Cervical cancer vaccines for world's poor

Written By Unknown on Kamis, 09 Mei 2013 | 20.47

TWO multinational drugmakers are teaming up with global health groups to protect millions of girls in the world's poorest countries from deadly cervical cancer.

Starting with pilot programs in eight Asian and African nations, the project aims to inoculate more than 30 million girls in more than 40 countries by 2020.

The plan was announced on Thursday by the GAVI Alliance, a public-private partnership that's worked with drugmakers to deliver affordable vaccines to poor countries to treat childhood illnesses that are big killers.

"This is a transformational moment for the health of women and girls across the world," said Dr Seth Berkley, CEO of GAVI, which is short for Global Alliance for Vaccines and Immunisation.

"A vast gap currently exists between girls in rich and poor countries. With GAVI's programs we can begin to bridge that gap so that all girls can be protected against cervical cancer no matter where they are born," he said in a statement.

Drugmakers Merck & Co and GlaxoSmithKline initially will provide 2.4 million doses of their vaccines against cancer-causing human papilloma virus.

Merck will supply its Gardasil for $US4.50 ($A4.45) per dose, and Glaxo its Cervarix for $US4.60 per dose. In the US, the shots cost well over $US100 apiece, and a three-dose series over six months is required.
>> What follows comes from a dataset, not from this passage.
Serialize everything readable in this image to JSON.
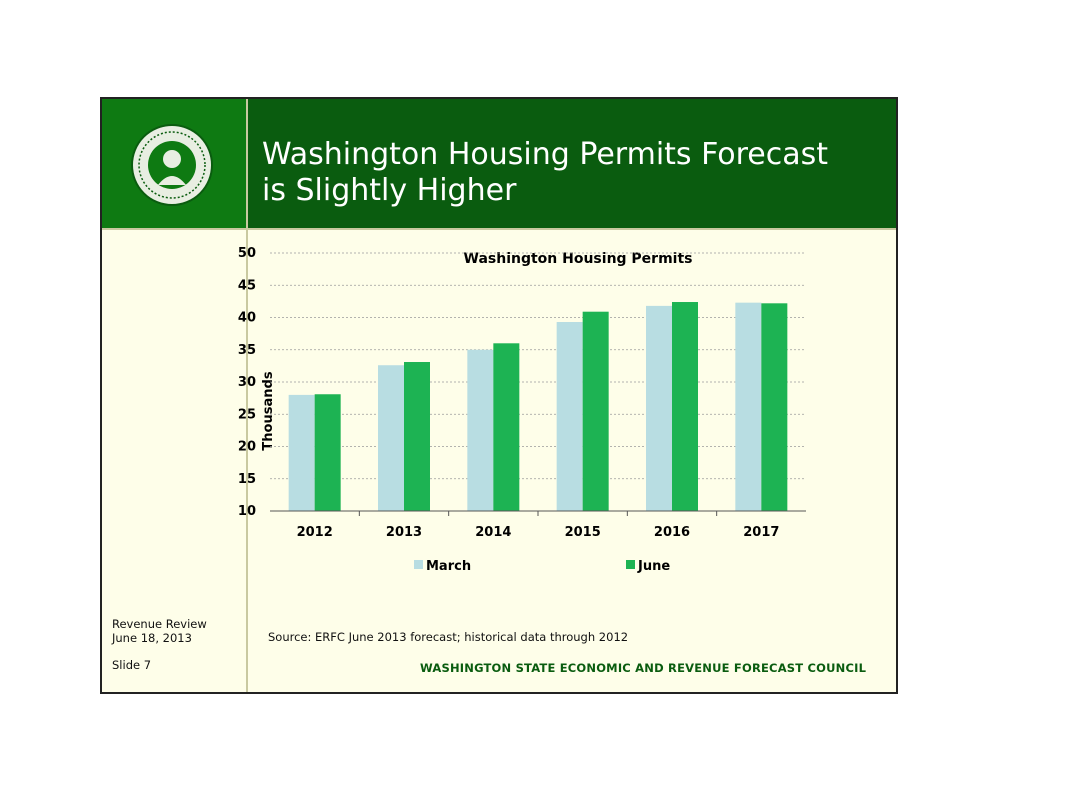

The vaccines protect against the strains of human papilloma virus, or HPV, that most commonly cause cancer.

The virus, transmitted during sex, causes cervical cancer as well as vaginal, vulvar, anal and oral cancers. The vaccines prevent roughly 70 per cent of those cancers.

In developed countries, older girls and women routinely get Pap tests to check for cervical cancer or signs of precancerous changes in cervical tissue and few people die.

Increasingly, young girls and now boys as well are vaccinated, starting as young as age 9.

Not so in poor countries.

"They don't have the benefit of screening to catch cancer early, when it can still be treated," said Dr Julie L Gerberding, president of Merck Vaccines.

As a result, 85 per cent of the 275,000 women killed by cervical cancer each year live in poor countries, where HPV is most prevalent.

The GAVI project will begin "demonstration projects" administering the vaccines to girls aged 9 to 13, starting in Kenya as early as this month. Then it will be expanded to Ghana, Laos, Madagascar, Malawi, Niger, Sierra Leone and Tanzania.